C’est l’histoire de parents qui ne veulent pas voir la vérité à propos de leur enfant.

C’est l’histoire d’un riche héritier qui, dans ses années de jeunesse, un peu voyou, a détruit les rêves d’un jeune homme, et vit depuis hanté par son geste.

C’est l’histoire d’un homme qui rêve de devenir un grand écrivain, et qui se laisse lentement consumer par son ambition.

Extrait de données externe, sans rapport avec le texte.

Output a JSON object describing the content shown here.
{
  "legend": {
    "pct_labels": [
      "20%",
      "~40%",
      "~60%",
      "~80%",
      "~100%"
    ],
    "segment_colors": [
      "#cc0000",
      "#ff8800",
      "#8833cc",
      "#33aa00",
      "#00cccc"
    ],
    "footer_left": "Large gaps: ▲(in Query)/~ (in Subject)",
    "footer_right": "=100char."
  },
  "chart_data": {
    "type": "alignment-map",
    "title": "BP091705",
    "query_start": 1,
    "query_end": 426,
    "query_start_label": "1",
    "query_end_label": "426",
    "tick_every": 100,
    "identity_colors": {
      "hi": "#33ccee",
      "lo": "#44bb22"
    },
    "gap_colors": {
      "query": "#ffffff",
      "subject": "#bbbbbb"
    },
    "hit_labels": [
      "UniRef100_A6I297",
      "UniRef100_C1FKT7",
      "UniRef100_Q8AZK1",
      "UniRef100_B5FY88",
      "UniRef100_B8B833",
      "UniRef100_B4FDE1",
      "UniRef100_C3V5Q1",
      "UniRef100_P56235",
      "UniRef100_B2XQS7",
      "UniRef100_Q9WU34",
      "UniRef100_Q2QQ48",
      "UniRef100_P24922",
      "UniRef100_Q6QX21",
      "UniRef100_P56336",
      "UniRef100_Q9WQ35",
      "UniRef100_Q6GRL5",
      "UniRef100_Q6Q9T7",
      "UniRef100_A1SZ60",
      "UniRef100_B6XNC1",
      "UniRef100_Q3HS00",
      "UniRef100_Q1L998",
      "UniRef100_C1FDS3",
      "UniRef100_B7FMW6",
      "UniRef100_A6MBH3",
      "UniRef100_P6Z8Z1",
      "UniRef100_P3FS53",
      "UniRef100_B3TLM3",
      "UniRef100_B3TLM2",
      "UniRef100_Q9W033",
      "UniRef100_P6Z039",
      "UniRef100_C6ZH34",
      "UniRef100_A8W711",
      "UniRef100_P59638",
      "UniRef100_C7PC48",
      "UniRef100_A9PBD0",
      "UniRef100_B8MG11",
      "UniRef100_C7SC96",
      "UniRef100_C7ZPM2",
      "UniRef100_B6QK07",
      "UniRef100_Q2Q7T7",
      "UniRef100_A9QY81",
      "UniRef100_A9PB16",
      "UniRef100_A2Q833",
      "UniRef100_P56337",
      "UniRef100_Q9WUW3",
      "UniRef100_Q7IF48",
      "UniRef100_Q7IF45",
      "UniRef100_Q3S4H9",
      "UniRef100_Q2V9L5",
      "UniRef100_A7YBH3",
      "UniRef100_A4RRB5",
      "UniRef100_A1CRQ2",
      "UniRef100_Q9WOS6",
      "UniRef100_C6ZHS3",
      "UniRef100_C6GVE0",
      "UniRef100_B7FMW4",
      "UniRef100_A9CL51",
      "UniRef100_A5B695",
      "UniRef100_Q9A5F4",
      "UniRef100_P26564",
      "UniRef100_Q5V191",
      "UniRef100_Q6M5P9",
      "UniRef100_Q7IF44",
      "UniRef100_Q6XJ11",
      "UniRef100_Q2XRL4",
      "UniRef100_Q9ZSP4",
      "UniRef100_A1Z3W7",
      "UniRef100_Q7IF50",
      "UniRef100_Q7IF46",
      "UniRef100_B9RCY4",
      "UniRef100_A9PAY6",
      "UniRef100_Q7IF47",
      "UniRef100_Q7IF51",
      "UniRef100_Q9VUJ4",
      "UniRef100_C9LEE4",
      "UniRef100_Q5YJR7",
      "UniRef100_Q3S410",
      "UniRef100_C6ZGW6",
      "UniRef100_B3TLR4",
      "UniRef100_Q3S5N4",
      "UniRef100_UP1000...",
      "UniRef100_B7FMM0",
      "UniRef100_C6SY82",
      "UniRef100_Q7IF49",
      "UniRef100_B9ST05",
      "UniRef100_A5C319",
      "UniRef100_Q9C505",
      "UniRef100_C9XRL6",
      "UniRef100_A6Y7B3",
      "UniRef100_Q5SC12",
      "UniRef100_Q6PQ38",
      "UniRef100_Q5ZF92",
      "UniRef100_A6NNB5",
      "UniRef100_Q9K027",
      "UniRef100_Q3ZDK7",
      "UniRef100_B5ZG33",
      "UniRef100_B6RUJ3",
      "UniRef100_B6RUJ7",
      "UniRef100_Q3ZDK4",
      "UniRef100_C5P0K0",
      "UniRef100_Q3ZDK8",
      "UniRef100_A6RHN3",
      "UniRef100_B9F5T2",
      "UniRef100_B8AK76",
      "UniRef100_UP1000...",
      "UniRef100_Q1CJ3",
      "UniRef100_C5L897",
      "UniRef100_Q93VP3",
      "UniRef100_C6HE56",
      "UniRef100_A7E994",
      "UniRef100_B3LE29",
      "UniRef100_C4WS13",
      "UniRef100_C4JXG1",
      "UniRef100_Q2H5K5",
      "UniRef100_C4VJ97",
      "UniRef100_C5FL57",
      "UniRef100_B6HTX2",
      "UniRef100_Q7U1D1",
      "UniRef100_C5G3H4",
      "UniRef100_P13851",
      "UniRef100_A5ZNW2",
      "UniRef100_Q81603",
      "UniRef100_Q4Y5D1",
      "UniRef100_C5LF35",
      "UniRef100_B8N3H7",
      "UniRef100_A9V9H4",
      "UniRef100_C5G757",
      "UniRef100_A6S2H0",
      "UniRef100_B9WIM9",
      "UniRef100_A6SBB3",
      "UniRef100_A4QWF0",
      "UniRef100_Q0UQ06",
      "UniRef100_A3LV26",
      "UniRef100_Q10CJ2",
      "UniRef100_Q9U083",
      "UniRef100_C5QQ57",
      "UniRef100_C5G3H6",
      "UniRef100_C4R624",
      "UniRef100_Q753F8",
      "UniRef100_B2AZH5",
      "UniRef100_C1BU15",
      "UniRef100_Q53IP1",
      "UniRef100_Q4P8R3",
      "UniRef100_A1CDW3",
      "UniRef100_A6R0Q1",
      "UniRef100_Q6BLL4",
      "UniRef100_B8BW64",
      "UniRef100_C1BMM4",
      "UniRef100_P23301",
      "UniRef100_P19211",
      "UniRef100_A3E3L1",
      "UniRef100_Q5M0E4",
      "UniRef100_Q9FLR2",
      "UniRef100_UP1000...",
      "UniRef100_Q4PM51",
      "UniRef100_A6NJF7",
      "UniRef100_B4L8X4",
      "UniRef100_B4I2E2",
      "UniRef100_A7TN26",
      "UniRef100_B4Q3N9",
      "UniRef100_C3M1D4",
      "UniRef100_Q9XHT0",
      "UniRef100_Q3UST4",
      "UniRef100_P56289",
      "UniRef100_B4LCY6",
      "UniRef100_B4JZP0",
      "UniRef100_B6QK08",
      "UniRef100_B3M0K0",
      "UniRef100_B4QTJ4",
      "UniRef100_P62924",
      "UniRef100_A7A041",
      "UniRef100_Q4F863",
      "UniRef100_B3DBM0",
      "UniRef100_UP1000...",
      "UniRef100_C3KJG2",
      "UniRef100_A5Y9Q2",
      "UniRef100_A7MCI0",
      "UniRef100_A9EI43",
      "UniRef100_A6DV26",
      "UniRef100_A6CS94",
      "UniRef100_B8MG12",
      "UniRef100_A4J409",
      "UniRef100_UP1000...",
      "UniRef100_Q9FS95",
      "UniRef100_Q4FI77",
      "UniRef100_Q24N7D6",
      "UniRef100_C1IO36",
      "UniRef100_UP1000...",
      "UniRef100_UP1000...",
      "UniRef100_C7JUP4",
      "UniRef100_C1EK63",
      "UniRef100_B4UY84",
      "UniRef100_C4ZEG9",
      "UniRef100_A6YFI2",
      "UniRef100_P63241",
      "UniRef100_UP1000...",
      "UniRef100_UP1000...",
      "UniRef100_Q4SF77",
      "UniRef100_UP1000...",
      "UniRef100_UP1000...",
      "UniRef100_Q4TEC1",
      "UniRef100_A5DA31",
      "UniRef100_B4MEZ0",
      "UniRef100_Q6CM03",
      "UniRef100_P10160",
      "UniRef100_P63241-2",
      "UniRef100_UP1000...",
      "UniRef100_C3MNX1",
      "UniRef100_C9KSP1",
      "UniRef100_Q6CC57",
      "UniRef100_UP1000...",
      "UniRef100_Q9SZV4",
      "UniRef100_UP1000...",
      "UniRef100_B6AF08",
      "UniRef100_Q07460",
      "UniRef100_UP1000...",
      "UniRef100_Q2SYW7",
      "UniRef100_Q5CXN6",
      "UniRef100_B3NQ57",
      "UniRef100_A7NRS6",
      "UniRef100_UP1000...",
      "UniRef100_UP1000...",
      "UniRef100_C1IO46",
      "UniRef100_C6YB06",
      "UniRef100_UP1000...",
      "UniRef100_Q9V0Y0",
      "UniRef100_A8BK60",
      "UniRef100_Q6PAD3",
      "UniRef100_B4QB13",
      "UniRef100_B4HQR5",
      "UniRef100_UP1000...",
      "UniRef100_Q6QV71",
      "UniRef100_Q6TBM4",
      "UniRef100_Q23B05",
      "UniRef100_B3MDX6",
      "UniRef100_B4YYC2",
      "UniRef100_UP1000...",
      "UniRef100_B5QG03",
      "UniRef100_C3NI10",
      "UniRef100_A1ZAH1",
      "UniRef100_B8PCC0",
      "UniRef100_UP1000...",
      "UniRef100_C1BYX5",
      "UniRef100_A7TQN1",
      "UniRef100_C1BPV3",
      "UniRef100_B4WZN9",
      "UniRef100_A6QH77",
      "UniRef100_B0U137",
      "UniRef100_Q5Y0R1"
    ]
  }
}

À l’aube du 30 août 1975, une voiture se gara devant le 245 Terrace Avenue. Luther Caleb venait dire adieu à Nola. Il était chamboulé. Il ne savait plus s’ils s’étaient aimés ou s’il avait rêvé ; il ne savait plus s’ils s’étaient vraiment écrit toutes ces lettres. Mais il savait que Nola et Harry avaient prévu de s’enfuir aujourd’hui. Lui aussi voulait quitter le New Hampshire et fuir loin, loin de Stern. Ses pensées se mélangeaient : l’homme qui lui avait redonné goût à l’existence était aussi celui qui la lui avait volée. C’était un cauchemar. La seule chose qui importait à présent, c’était de finir son histoire d’amour. Il devait donner à Nola la dernière lettre. Il l’avait écrite depuis presque trois semaines, depuis le jour où il avait entendu Harry et Nola dire qu’ils s’enfuiraient le 30 août. Il s’était empressé de terminer son livre, il en avait même soumis l’original à Harry Quebert : il voulait savoir si cela valait la peine de le faire éditer. Mais plus rien ne valait la peine à présent. Il avait même renoncé à récupérer son texte. Il en avait conservé une copie dactylographiée, il l’avait fait joliment relier, pour Nola. Ce samedi 30 août était le jour où il déposa dans la boîte aux lettres des Kellergan la dernière lettre qui devait clore leur histoire, ainsi que le manuscrit, pour que Nola se souvienne de lui. Quel titre devait-il donner à ce livre ? Il n’en savait rien. Il n’y aurait jamais de livre, pourquoi lui donner un titre ? Il s’était contenté d’en dédicacer la couverture, pour lui souhaiter bon voyage : Adieu, Nola chérie.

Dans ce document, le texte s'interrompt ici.